Num segundo de silêncio pensei comigo: se pudéssemos saber que ao tomarmos decisões, querendo ou não, teremos de lidar com as consequências, sejam elas boas ou más; se pudéssemos, antes de ver acontecer, saber o que aconteceria, poderíamos talvez evitar muitas dores causadas por um simples sim ou um não... Bela colhia agora os frutos semeados a muito tempo atrás e eles pareciam ter o gosto bem amargo.
— Kaila! No dia em que Humberto me pediu em casamento, sabia que não era por amor, mesmo assim me senti feliz, pensei que, com o tempo, conseguiria fazer com que me amasse...
O silêncio de Bela me levou a olhar na direção da porta, que se abria lentamente. Humberto surgiu, o rosto era de quem também não havia dormido. Eduardo imediatamente se aproximou e ficou junto a mim, cabisbaixo, evitando encarar Humberto. Tentei despreocupar Eduardo, dizendo que, apesar de tudo, ele não faria nada contra mim. Despedi-me de Bela e entramos para ter nossa reunião. A porta mal havia se fechado quando ele pontuou suas exigências.

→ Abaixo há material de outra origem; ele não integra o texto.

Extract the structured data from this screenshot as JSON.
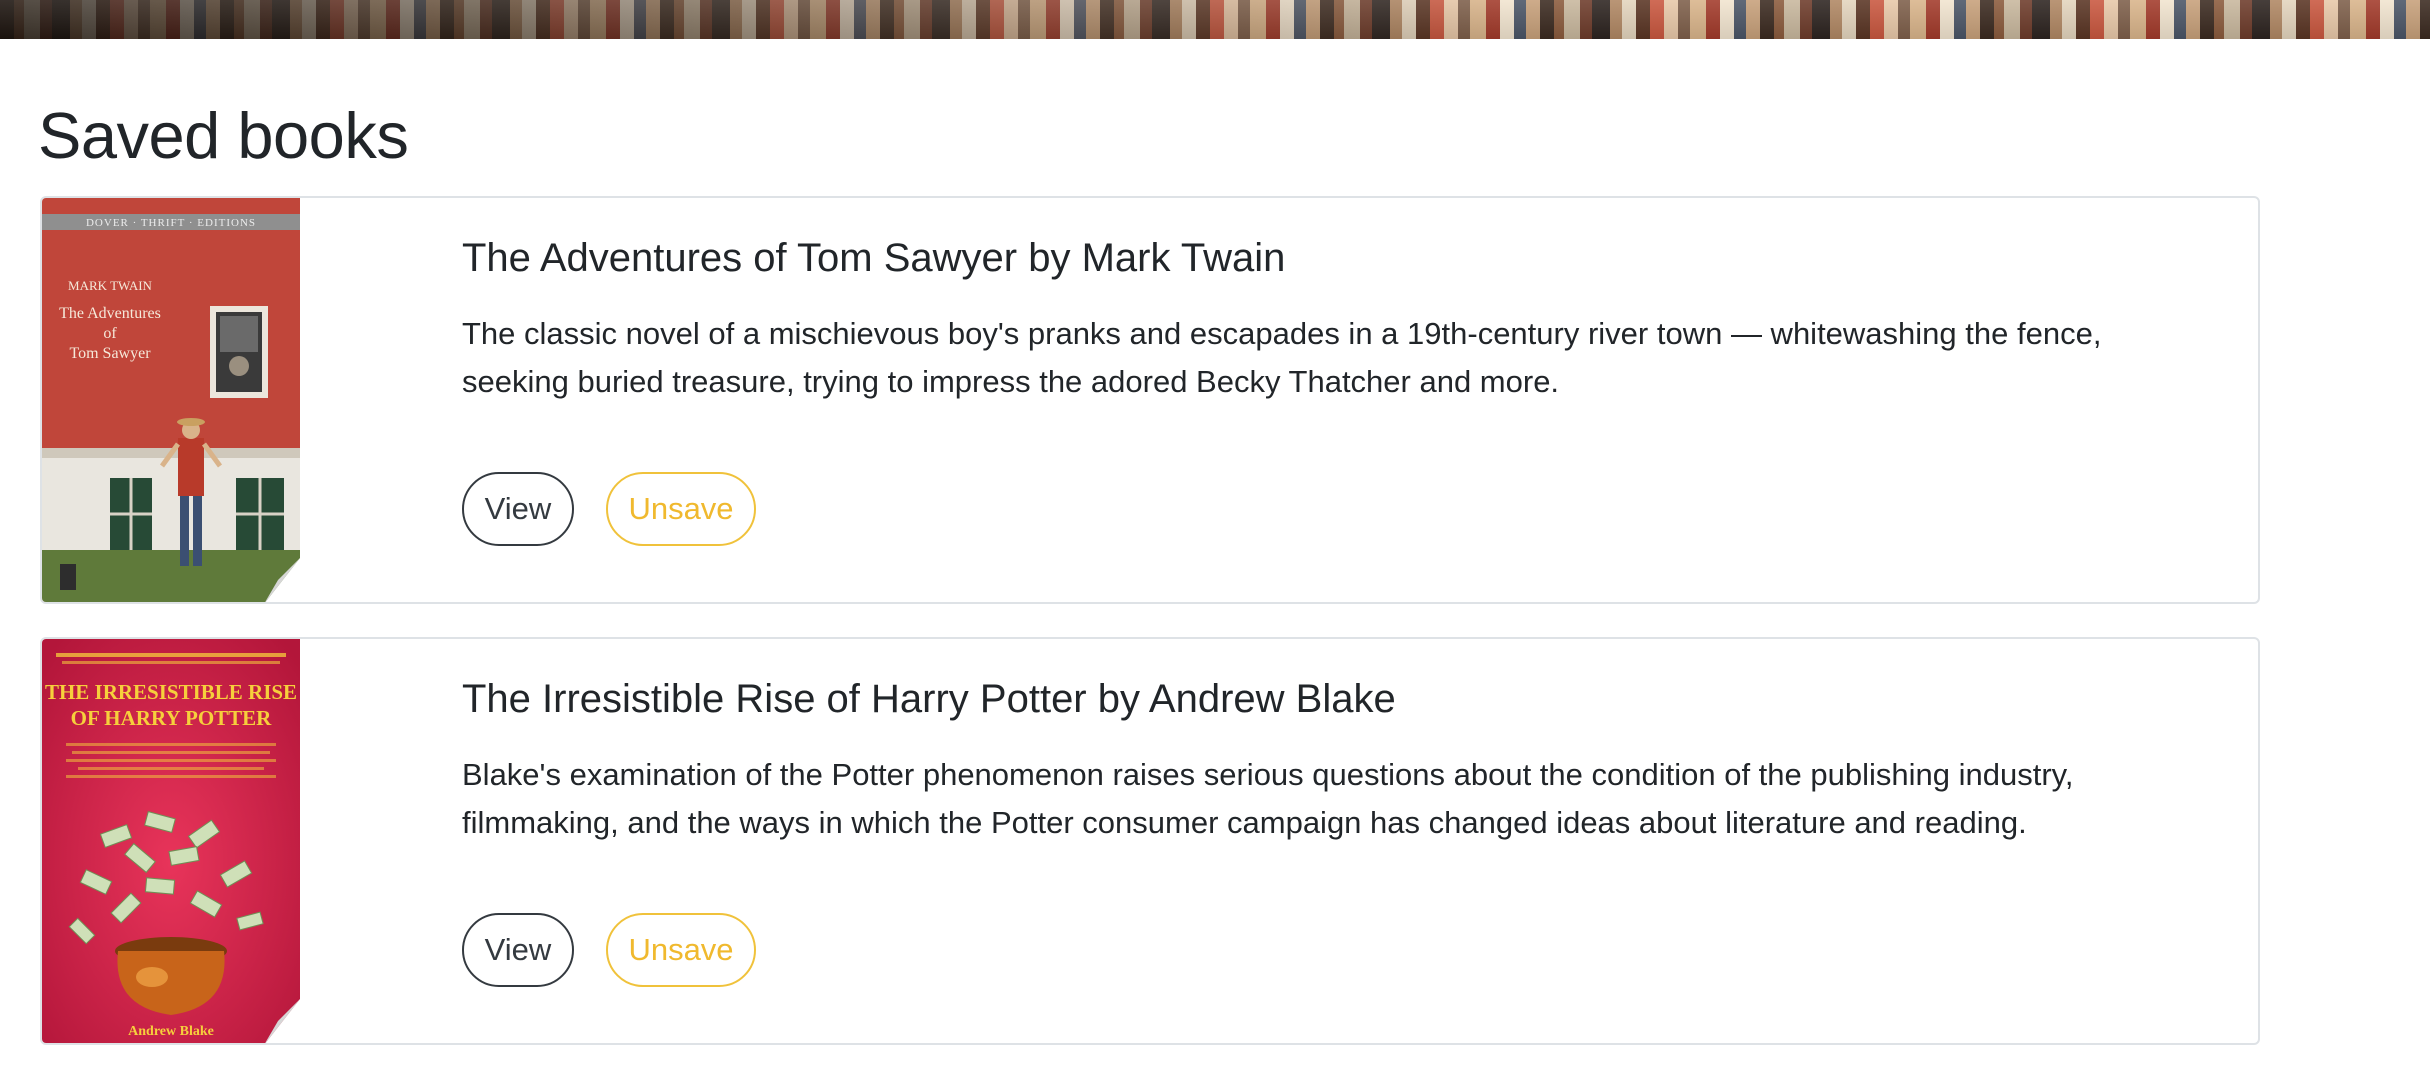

— Não queria falar com você na frente desse peão. Peça para esse empregado sair, assim poderemos conversar como patrões, donos das fazendas, porque é isso o que somos. Não vou me igualar a esse homem.
Vendo a indignação se agigantar nas feições de Eduardo, coloquei a mão em seu ombro e pedi, com calma, olhando em seus olhos, para se retirar. Nos olhos dele, um brilho fosco irradiou diante de minhas palavras que certamente lhe feriram a alma e lhe angustiaram o espírito. Sabia que, por direito, ele também era dono, só que isso não passava nem perto dos pensamentos de Humberto, que aproveitaria a oportunidade e faria todo o possível para humilhar e tirar Eduardo do sério. Os músculos de seu rosto se contraíram diante do meu pedido e, mesmo hesitante, atendeu. Contra a sua vontade, se retirou em silêncio, deixando transparecer a preocupação por me ver a sós com aquele homem.
— Pronto! Agora tem de me escutar, Humberto.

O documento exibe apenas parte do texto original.